Affirmation of self-worth for America’s young girls is now measured by how many strangers over the Internet compliment or “Like” their latest Instagram photo. Unconditional love isn’t even a concept. These girls are used to earning love, or warped approval rather. Earn it by proving your worth with straight-As in school. Prove your worth to an employer by sacrificing a spouse and kids. Sacrifice your integrity by embellishing your life on social media for the sake of others’ approval.
Sobering economic realities and raging culture wars are forcing America’s young women to grow up fast – maybe faster than they should. But the Instagram culture and delusional reality TV icons are leaving many young girls lost in the age of selfies and selfishness.
Earlier this month Samuel D. James, Communications Specialist at the Ethics and Religious Liberty Commission, raised the question, “Where have America’s young men gone?” In his thoughtful First Things piece, James notes that young men have unplugged from careers and marriage because of the false sense of reality and satisfaction found in video games, pornography, and other screen time.
Instant gratification and the false sense of reality that James thoughtfully identifies isn’t only affecting boys. His article got me thinking about how girls are suffering too.
This is not to say that young women aren’t a vibrant part of the workforce or don’t desire marriage. They are absolutely achieving big goals, but I worry perhaps that with the over-exposer to unrealistic images and unattainable lifestyles flooding their screens, the upcoming generation of girls aren’t just entertainment-absorbed, but self-absorbed.
I’ll explain what I mean.
Take Vogue magazine’s upcoming September issue, for example. It will feature Kendall Jenner, a reality-TV-star-turned-fashion-model, as its cover girl. Kendall is the new “it girl” because she has 63.5 million Instagram followers and 19 million Twitter followers. “[Kendall] is literally the American dream of today,” fashion designer Riccardo Tisci told Vogue. Correctly, the fashion magazine identifies her enormous influence over young women by titling Kendall’s spread “Generation K.”

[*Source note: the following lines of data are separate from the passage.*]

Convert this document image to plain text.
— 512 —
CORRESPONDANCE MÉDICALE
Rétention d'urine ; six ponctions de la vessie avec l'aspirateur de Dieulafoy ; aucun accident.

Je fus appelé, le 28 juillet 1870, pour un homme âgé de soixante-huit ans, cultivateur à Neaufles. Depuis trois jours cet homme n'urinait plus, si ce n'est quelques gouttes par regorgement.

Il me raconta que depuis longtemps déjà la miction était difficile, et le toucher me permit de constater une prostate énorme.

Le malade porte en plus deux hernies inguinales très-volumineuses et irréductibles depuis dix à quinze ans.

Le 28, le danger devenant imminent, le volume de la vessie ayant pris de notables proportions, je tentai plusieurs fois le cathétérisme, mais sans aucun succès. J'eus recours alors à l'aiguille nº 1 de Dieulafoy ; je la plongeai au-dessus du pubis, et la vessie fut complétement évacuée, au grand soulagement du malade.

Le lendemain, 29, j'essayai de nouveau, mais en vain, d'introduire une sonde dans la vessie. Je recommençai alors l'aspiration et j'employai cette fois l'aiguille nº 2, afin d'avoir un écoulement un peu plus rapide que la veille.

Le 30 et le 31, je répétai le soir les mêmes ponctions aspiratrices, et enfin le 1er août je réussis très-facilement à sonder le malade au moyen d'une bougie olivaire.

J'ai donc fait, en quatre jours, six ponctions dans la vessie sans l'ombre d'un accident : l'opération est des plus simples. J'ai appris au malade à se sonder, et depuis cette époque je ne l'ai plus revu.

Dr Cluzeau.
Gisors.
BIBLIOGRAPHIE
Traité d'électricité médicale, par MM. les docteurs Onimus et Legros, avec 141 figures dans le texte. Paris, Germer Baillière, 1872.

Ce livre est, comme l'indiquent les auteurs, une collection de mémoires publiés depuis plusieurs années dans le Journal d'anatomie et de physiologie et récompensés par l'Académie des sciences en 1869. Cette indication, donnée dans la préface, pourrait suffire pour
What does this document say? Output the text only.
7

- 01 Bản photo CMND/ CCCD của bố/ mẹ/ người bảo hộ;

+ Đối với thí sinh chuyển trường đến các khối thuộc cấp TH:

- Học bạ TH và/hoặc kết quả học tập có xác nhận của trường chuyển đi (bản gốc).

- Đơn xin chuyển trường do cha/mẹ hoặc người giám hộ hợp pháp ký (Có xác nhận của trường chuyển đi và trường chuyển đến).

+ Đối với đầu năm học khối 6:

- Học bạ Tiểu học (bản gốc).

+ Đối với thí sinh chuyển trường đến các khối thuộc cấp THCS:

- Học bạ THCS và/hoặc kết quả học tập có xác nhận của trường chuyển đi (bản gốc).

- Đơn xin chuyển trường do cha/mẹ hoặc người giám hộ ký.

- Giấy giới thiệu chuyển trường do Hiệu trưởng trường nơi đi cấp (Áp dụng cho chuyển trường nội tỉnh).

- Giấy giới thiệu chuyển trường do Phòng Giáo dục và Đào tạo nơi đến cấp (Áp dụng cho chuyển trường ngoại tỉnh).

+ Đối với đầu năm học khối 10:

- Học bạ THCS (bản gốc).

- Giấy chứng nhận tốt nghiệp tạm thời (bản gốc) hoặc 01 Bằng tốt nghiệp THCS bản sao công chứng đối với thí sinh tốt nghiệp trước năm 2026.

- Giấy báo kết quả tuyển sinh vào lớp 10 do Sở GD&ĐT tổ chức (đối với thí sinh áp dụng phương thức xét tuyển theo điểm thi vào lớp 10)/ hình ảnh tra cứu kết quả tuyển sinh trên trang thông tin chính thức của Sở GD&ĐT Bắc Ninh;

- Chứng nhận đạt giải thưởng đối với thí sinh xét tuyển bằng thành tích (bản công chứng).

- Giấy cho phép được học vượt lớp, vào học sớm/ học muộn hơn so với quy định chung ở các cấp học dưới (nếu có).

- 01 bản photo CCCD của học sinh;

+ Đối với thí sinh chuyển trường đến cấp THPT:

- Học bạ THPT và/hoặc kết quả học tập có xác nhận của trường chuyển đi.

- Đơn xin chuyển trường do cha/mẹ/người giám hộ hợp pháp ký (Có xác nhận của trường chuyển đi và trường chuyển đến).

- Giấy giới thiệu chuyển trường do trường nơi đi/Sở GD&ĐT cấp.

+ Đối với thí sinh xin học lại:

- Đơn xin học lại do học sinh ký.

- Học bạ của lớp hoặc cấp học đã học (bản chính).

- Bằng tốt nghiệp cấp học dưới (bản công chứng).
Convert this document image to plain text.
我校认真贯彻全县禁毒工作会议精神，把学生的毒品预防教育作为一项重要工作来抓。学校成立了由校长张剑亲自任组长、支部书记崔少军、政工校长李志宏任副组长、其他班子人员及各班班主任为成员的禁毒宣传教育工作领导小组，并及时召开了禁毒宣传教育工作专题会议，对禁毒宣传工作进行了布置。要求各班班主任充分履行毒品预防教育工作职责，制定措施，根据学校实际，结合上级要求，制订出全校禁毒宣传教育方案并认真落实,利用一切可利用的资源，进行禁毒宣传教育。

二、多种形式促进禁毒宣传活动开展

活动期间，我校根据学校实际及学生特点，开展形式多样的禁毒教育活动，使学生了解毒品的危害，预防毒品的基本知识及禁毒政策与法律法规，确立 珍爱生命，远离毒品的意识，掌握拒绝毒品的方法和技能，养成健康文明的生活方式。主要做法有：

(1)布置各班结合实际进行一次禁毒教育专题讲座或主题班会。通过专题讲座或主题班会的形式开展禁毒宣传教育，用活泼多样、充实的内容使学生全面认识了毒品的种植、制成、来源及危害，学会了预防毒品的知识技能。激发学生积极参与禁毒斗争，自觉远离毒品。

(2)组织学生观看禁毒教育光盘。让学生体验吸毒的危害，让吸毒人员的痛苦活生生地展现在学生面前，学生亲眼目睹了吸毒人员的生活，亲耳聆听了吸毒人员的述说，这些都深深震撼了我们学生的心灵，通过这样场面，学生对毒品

What “Generation K” looks like: Pre-teens, teenagers, and young women constantly comparing themselves to photoshopped images of women (and men) and striving after jet-setting lifestyles they see play out on their iPad screens. Their vision of family, work, and faith is muddled and suddenly their small hometown, the sweet guy next door, or the neighborhood church and its teachings they grew up with don’t look so appealing.
Sky rises. Smooth-talkers. Empowerment. Enlightenment. In a nutshell, these are goals girls are told to achieve.
Gender role reversals and sexuality fluidity is also the new normal for “Generation K.” Kendall’s dad is transgender. He’s even been awarded “Woman of the Year” byGlamour Magazine, so what’s the big deal with questioning our innate gender?